10mg Methadone PO TID *
1mg Clonazepam PO BID
15 mg Amphetamine Salts PO BID
*Though I may dose a filtered 10mg methadone soln NA qAM, qPM, and qhs,
Disposition of nasal, intravenous, and oral
methadone in healthy volunteers. NA = Nasal. If you filter the pills (I use roxanne tabs), then insufflate 10-20 mcL at a time, till the soln is gone, according to the study you will reach max plasma concentration of methadone in ~5-12 mins. Though I've noticed it takes a little longer because of the time needed to insufflate 5mg/mL soln of methadone, but I notice effects of the methadone with in 5 minutes. I use a homemade syringe filter (attaches to a syringe), using bits of pen parts, a double folded coffee circle (circumference of the tube) filter, with a loose bit of cotton ball between another double folded coffee filter circle. I've fucked up and made it so the filters were to thick/much that the particles of the pills clogged, so I try to minimize the cotton and only double thickness for the coffee filters. The filter attaches to a 5mL oral syringe, that I first put the crushed tabs/tab (finely powdered) and 2mL of bottled water using a 1mL oral syringe.
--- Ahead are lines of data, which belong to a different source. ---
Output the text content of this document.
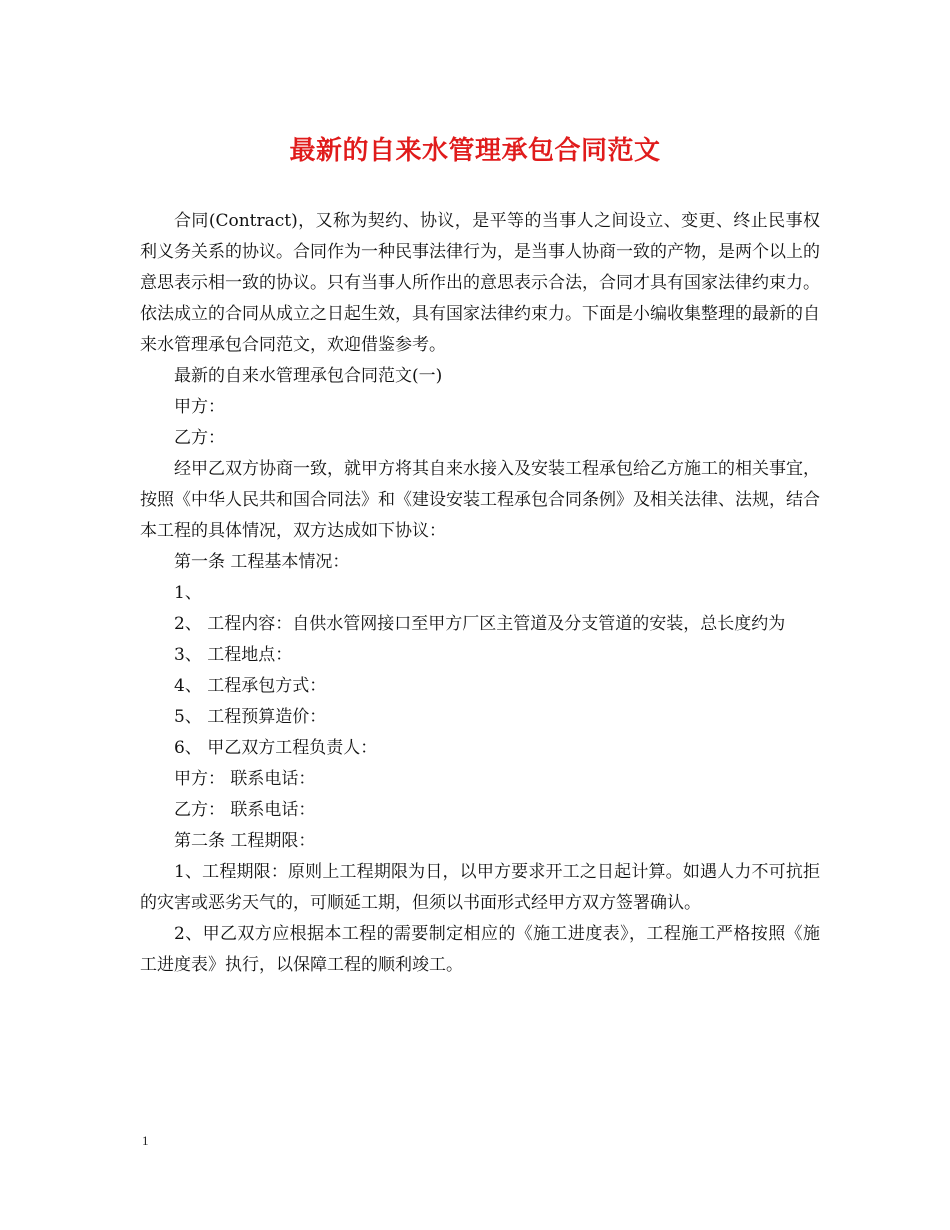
最新的自来水管理承包合同范文

合同(Contract)，又称为契约、协议，是平等的当事人之间设立、变更、终止民事权利义务关系的协议。合同作为一种民事法律行为，是当事人协商一致的产物，是两个以上的意思表示相一致的协议。只有当事人所作出的意思表示合法，合同才具有国家法律约束力。依法成立的合同从成立之日起生效，具有国家法律约束力。下面是小编收集整理的最新的自来水管理承包合同范文，欢迎借鉴参考。

最新的自来水管理承包合同范文(一)

甲方：

乙方：

经甲乙双方协商一致，就甲方将其自来水接入及安装工程承包给乙方施工的相关事宜，按照《中华人民共和国合同法》和《建设安装工程承包合同条例》及相关法律、法规，结合本工程的具体情况，双方达成如下协议：

第一条 工程基本情况：

1、

2、 工程内容：自供水管网接口至甲方厂区主管道及分支管道的安装，总长度约为

3、 工程地点：

4、 工程承包方式：

5、 工程预算造价：

6、 甲乙双方工程负责人：

甲方： 联系电话：

乙方： 联系电话：

第二条 工程期限：

1、工程期限：原则上工程期限为日，以甲方要求开工之日起计算。如遇人力不可抗拒的灾害或恶劣天气的，可顺延工期，但须以书面形式经甲方双方签署确认。

2、甲乙双方应根据本工程的需要制定相应的《施工进度表》，工程施工严格按照《施工进度表》执行，以保障工程的顺利竣工。

1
I then, after shaking, and allowing for the solution to sit, I carefully squirt the soln through the filter into a 50ml Erlenmeyer flask (tilted using a homemade stand. Also I try to tilt 5ml syringe pointed up, just so much as to minizmize the amount of large particles passing through the filter). Of course next I use the 1 mL syringe to squirt 100-150 mcL (.10-.15mL) at a time in each nostril. I wait long enough for the my nose to feel mostly dry, then repeat. This seriously minimizes the loss of nasal potential from a drip.
In sum for nasal administration of filtered methadone soln from roxanne tabs, the burn that people experience (even noted in the article I posted) with snorting methadone, is minimized. Its no worse than snorting oxy 30 pills (if not better because of it being in a soln), or a few hours of ketamine imo. The faster you can dose it, with out losing potential nasal administration, it seriously will start to peak imo ~25 mins after fully dosing (with a 15min dose period). It gives a little rush that lasts at least 40 mins till it decreases over a 60-90min period to a essentially steady concentration for next 5-9 hours, declining steadily at a rate till the half-life of the individual. It lasts the same length as oral administration (~24 hour HL), comes on closer to IV methadone (fast enough to feel a rush like that of nasal oxycodone imo), and same or even potentially higher bioavailability than orally. I seriously notice that the BA for oral can change from dose to dose, assuming the state of the gastrointestinal tract plays a important role in this. With the nasal administration I don't notice that large of fluctuation unless I snort doses of soln larger than .25mL, from the drip. I will continue to dose nasal, and am promoting it because I see everywhere I look people saying snorting methadone is dumb (pills yeah, but a soln not really). I've even snorted a soln with out filtering with the homemade filter, and it did burn more, but still work almost just as well. I also eat the binders and fillers after snorting to make sure I don't look any amount of the methadone.